Streaming and studying organic tissue are miles apart, but a new method of study brings them closer together than you might think possible.

A groundbreaking technique developed by researchers affiliated with the USC Michelson Center for Convergent Bioscience presents a new way of gathering and organizing highly detailed information about organic tissues in record time.

Tissues emit weak, intrinsic fields that are difficult to differentiate. The researchers used a complex algorithm to improve this signal quality, then separate them.

It’s comparable to how streaming services present different compression levels to ensure consistent viewing quality, regardless of a viewer’s internet connection.

“Based on how fast your connection is, the streamer will send the video with different levels of compression that is then recomposed optimally for your device. We’re doing something similar,” says Francesco Cutrale, co-principal investigator and research assistant professor at the USC Viterbi School of Engineering. “We’re taking very large, very complex data and moving it into a space where it is compressed. We can then look at very large data sets — associated by similarity into an enormous histogram — and analyze this data in record time and with very high sensitivity.”

Current fluorescent methods can’t be used on live tissue.
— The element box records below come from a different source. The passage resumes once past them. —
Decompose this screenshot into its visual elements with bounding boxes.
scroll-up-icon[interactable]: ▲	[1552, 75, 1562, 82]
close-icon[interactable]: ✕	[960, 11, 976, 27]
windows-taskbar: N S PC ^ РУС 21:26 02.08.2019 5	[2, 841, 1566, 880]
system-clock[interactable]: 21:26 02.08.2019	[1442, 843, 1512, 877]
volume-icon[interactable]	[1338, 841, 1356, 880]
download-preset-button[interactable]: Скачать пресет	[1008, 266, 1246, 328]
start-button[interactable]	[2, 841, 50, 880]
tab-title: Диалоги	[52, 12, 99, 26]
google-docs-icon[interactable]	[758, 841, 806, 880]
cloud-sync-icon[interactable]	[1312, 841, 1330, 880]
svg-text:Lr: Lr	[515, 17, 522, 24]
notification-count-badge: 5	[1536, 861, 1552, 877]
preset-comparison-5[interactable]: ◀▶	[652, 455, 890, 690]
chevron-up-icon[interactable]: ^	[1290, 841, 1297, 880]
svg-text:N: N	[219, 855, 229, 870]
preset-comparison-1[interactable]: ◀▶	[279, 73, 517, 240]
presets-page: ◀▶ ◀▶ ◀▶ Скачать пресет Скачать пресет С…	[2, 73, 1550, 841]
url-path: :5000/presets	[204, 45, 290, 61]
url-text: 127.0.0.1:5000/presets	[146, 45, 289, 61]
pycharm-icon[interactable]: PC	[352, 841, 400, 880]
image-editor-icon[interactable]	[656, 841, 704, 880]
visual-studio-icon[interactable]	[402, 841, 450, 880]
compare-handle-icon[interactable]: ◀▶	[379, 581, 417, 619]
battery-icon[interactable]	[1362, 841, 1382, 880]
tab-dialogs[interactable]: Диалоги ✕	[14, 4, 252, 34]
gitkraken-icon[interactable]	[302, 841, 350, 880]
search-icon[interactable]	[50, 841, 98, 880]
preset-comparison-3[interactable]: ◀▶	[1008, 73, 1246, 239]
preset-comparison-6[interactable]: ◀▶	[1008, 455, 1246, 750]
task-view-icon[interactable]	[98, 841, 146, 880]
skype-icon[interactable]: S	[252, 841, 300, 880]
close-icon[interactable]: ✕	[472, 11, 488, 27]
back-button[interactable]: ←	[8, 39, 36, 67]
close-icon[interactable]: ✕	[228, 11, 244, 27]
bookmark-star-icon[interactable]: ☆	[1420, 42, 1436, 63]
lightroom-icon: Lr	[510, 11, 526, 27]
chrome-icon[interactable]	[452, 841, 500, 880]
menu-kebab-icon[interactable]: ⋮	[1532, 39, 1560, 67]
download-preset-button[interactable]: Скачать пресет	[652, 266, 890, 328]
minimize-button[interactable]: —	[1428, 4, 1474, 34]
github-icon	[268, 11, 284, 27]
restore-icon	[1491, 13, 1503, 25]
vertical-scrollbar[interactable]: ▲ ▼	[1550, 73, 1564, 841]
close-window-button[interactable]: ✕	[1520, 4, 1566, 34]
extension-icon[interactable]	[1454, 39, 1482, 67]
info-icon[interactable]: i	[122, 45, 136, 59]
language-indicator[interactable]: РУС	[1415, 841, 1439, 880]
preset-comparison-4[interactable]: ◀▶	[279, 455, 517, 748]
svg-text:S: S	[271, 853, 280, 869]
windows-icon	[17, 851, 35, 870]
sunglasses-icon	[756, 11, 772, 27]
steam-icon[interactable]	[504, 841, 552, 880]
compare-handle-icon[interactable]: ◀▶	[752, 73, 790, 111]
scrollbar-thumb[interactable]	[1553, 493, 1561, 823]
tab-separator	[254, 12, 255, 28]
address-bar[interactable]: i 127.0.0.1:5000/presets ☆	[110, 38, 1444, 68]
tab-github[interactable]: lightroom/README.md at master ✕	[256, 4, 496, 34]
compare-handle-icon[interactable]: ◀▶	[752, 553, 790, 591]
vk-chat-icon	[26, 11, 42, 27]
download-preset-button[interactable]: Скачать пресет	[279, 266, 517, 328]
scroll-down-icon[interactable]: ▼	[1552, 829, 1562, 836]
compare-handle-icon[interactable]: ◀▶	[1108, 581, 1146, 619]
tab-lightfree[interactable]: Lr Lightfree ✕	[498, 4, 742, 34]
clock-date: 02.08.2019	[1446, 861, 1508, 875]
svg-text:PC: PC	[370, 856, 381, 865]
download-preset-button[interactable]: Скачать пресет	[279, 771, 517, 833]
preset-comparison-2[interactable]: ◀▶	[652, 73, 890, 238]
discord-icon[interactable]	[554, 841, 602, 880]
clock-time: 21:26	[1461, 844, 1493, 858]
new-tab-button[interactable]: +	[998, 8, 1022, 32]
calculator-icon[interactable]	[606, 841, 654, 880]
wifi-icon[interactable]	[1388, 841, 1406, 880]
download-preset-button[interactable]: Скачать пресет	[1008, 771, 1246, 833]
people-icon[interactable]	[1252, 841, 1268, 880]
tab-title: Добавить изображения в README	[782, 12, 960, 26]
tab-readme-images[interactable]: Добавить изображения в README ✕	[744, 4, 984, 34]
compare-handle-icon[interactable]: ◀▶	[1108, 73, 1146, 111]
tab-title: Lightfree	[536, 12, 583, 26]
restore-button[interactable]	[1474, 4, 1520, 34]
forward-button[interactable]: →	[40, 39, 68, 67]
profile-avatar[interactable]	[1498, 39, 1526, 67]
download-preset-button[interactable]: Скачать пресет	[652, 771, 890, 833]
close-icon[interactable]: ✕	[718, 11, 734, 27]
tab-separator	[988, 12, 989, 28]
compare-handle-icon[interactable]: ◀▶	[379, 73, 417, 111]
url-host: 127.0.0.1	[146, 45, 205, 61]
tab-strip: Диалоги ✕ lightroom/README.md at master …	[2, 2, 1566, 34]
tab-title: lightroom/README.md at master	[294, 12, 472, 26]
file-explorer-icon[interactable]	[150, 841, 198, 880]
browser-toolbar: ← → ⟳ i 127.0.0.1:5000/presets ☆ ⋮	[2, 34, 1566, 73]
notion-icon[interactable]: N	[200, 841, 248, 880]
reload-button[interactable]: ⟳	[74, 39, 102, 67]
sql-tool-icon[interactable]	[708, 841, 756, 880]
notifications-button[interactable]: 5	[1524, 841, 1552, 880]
The new technique, however, can. The team calls it “Hybrid Unmixing.” It uses linear unmixing, which analyzes components in specimens marked by chemical compounds called fluorophores. They then visualize the components with hyperspectral phasors, which use the entire color spectrum rather than just red, blue, and green. Hybrid Unmixing allows simultaneous imaging of bright and dim labeled components, even under low illumination.

 

A subsequent paper, published today in Cell Reports Methods, describes hardware designed by the research team. Called SHy-Cam, short for Single-shot Hyperspectral Phasor Camera, it is optimized to capture this type of information. 

With the SHy-Cam, the researchers could use the new algorithm to obtain spectral information quickly and efficiently in a camera built with easily acquired optical components. The new equipment described in the paper can acquire 30 data sets per second, with a photon efficiency of over 80%.

The new method could someday be used to rapidly process tissue biopsies or detect bacteria in food processing plants. The researchers detailed the technique in a pair of papers published in Nature Methods, and Cell Reports Methods.